House Republicans are moving forward with a bill to prevent President Obama from protecting immigrants from deportation, insisting that he accept the measure as the price of funding the Department of Homeland Security.
“Essentially what it says is the president cannot fund an activity that is unconstitutional and illegal,” GOP Rep. Pete Sessions of Texas, who chairs the House Rules Committee, told reporters.
Obama announced in November that he would move to temporarily defer deportations for up to 5 million qualifying undocumented immigrants and allow them to work in the country legally. The House, already trending away from immigration reform and towards calls for more deportations, responded in December by passing a bill blocking the move only to see it die in the Senate. Speaker John Boehner assured conservatives at the time that he would renew the fight once the GOP took control of the Senate and pledged Thursday to challenge the president’s immigration order “tooth and nail.”
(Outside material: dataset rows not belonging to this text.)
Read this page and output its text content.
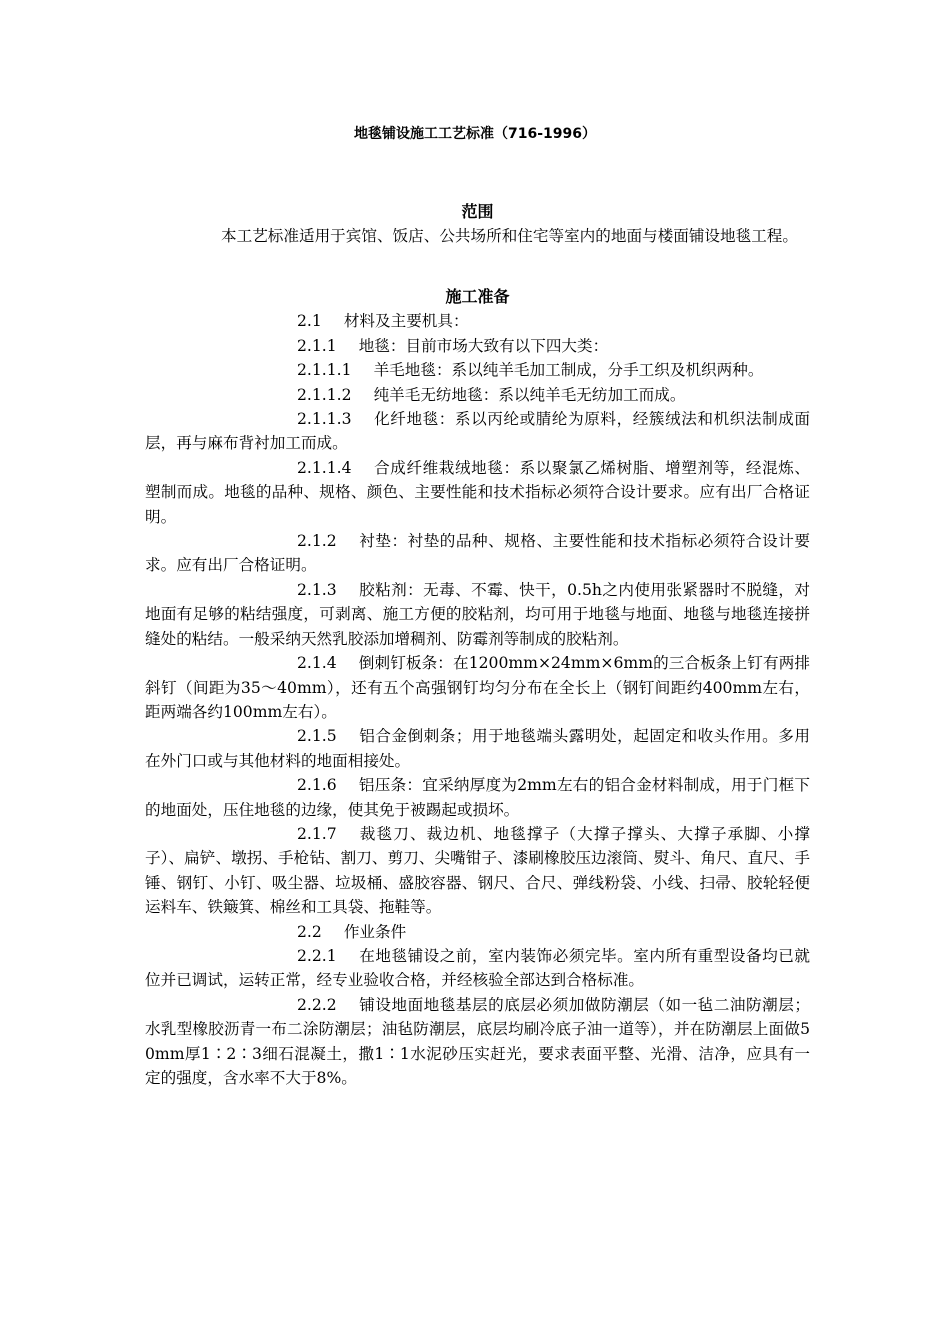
地毯铺设施工工艺标准（716-1996）
范围

本工艺标准适用于宾馆、饭店、公共场所和住宅等室内的地面与楼面铺设地毯工程。

施工准备

2.1 材料及主要机具：

2.1.1 地毯：目前市场大致有以下四大类：

2.1.1.1 羊毛地毯：系以纯羊毛加工制成，分手工织及机织两种。

2.1.1.2 纯羊毛无纺地毯：系以纯羊毛无纺加工而成。

2.1.1.3 化纤地毯：系以丙纶或腈纶为原料，经簇绒法和机织法制成面层，再与麻布背衬加工而成。

2.1.1.4 合成纤维栽绒地毯：系以聚氯乙烯树脂、增塑剂等，经混炼、塑制而成。地毯的品种、规格、颜色、主要性能和技术指标必须符合设计要求。应有出厂合格证明。

2.1.2 衬垫：衬垫的品种、规格、主要性能和技术指标必须符合设计要求。应有出厂合格证明。

2.1.3 胶粘剂：无毒、不霉、快干，0.5h之内使用张紧器时不脱缝，对地面有足够的粘结强度，可剥离、施工方便的胶粘剂，均可用于地毯与地面、地毯与地毯连接拼缝处的粘结。一般采纳天然乳胶添加增稠剂、防霉剂等制成的胶粘剂。

2.1.4 倒刺钉板条：在1200mm×24mm×6mm的三合板条上钉有两排斜钉（间距为35～40mm），还有五个高强钢钉均匀分布在全长上（钢钉间距约400mm左右，距两端各约100mm左右）。

2.1.5 铝合金倒刺条；用于地毯端头露明处，起固定和收头作用。多用在外门口或与其他材料的地面相接处。

2.1.6 铝压条：宜采纳厚度为2mm左右的铝合金材料制成，用于门框下的地面处，压住地毯的边缘，使其免于被踢起或损坏。

2.1.7 裁毯刀、裁边机、地毯撑子（大撑子撑头、大撑子承脚、小撑子）、扁铲、墩拐、手枪钻、割刀、剪刀、尖嘴钳子、漆刷橡胶压边滚筒、熨斗、角尺、直尺、手锤、钢钉、小钉、吸尘器、垃圾桶、盛胶容器、钢尺、合尺、弹线粉袋、小线、扫帚、胶轮轻便运料车、铁簸箕、棉丝和工具袋、拖鞋等。

2.2 作业条件

2.2.1 在地毯铺设之前，室内装饰必须完毕。室内所有重型设备均已就位并已调试，运转正常，经专业验收合格，并经核验全部达到合格标准。

2.2.2 铺设地面地毯基层的底层必须加做防潮层（如一毡二油防潮层；水乳型橡胶沥青一布二涂防潮层；油毡防潮层，底层均刷冷底子油一道等），并在防潮层上面做50mm厚1∶2∶3细石混凝土，撒1∶1水泥砂压实赶光，要求表面平整、光滑、洁净，应具有一定的强度，含水率不大于8%。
The new iteration would not only block the new program, but stop new applications for Deferred Action for Childhood Arrivals (DACA), which grants relief to undocumented immigrants who came to the U.S. as children, and reverse a 2011 memo ordering immigration authorities to prioritize deporting criminals.
“Only three words describe the Republican approach to immigrants: deportation, deportation, deportation,” Democratic Rep. Luis Gutierrez of Illinois said in a statement.